Visualizations created from Machine Learning Predictions

In addition to adding the calculated column to the data table, the application creates the following templates for you:

Model Analysis

When the calculations are complete, Analytics Explorer opens on the Model Analysis tab. This tab has 2 charts:

Prediction Correlation—shows the correlation between the original data and the predicted data.
Importance per Variable—shows the importance of each input variable in the building of the model.

Input Distributions

Displays a histogram for each input variable showing the number of rows of input data for each value in the variable.

Predicted Optimal Input Summary

Displays a box chart of each input column showing key statistical measures, the Q1, median, and Q3 values. the actual values are listed below each chart.

Note that each template produces its own visualizations tailored to specific workflows. Online resources and templates include the following:

Predicted Optimal Input Distributions

The idea behind the predicted optimal distributions is that you select an output column that you wish to maximize (Crude output over a well’s first 12 months, for example). If you choose to perform the feature analysis, the algorithm gives you a numeric range (on the boxplot) and visual distributions for each important variable (defined as being inside the top 90% total importance).
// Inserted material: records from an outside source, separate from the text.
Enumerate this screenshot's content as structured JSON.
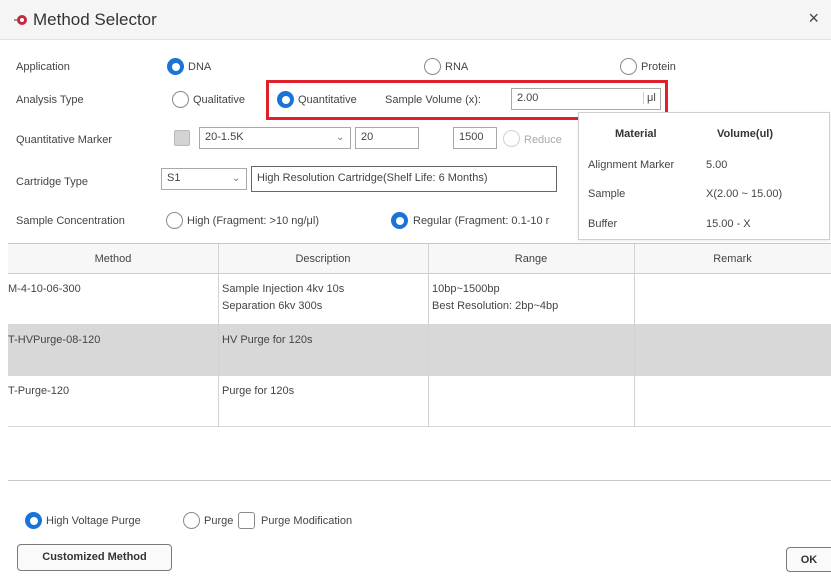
{
  "window": {
    "title": "Method Selector",
    "close_glyph": "×",
    "icon": "app-logo-icon"
  },
  "application": {
    "label": "Application",
    "options": [
      {
        "label": "DNA",
        "selected": true
      },
      {
        "label": "RNA",
        "selected": false
      },
      {
        "label": "Protein",
        "selected": false
      }
    ]
  },
  "analysis_type": {
    "label": "Analysis Type",
    "options": [
      {
        "label": "Qualitative",
        "selected": false
      },
      {
        "label": "Quantitative",
        "selected": true
      }
    ],
    "sample_volume_label": "Sample Volume (x):",
    "sample_volume_value": "2.00",
    "sample_volume_unit": "μl"
  },
  "quantitative_marker": {
    "label": "Quantitative Marker",
    "dropdown_value": "20-1.5K",
    "min_value": "20",
    "max_value": "1500",
    "reduce_label": "Reduce"
  },
  "cartridge_type": {
    "label": "Cartridge Type",
    "dropdown_value": "S1",
    "description": "High Resolution Cartridge(Shelf Life: 6 Months)"
  },
  "sample_concentration": {
    "label": "Sample Concentration",
    "options": [
      {
        "label": "High (Fragment: >10 ng/μl)",
        "selected": false
      },
      {
        "label": "Regular (Fragment: 0.1-10 r",
        "selected": true
      }
    ]
  },
  "volume_popup": {
    "headers": [
      "Material",
      "Volume(ul)"
    ],
    "rows": [
      {
        "material": "Alignment Marker",
        "volume": "5.00"
      },
      {
        "material": "Sample",
        "volume": "X(2.00 ~ 15.00)"
      },
      {
        "material": "Buffer",
        "volume": "15.00 - X"
      }
    ]
  },
  "table": {
    "columns": [
      "Method",
      "Description",
      "Range",
      "Remark"
    ],
    "rows": [
      {
        "method": "M-4-10-06-300",
        "description": [
          "Sample Injection 4kv 10s",
          "Separation 6kv 300s"
        ],
        "range": [
          "10bp~1500bp",
          "Best Resolution: 2bp~4bp"
        ],
        "remark": "",
        "selected": false
      },
      {
        "method": "T-HVPurge-08-120",
        "description": [
          "HV Purge for 120s"
        ],
        "range": [
          ""
        ],
        "remark": "",
        "selected": true
      },
      {
        "method": "T-Purge-120",
        "description": [
          "Purge for 120s"
        ],
        "range": [
          ""
        ],
        "remark": "",
        "selected": false
      }
    ]
  },
  "purge_options": [
    {
      "label": "High Voltage Purge",
      "type": "radio",
      "selected": true
    },
    {
      "label": "Purge",
      "type": "radio",
      "selected": false
    },
    {
      "label": "Purge Modification",
      "type": "checkbox",
      "selected": false
    }
  ],
  "buttons": {
    "customized": "Customized Method",
    "ok": "OK"
  },
  "colors": {
    "accent": "#1a73d6",
    "highlight": "#e0202a",
    "selected_row": "#d8d8d8"
  }
}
These distributions show the predicted values that will lead to the highest output values for the selected label column.

The numeric range is obviously useful at a glance, but the distributions help show how strong the relationship is. The tighter the distribution, the smaller the confidence interval, and the more sure that you can be that those values will produce high output values. If the distribution is very wide or is multi-modal, then the underlying relationship might not be as strong.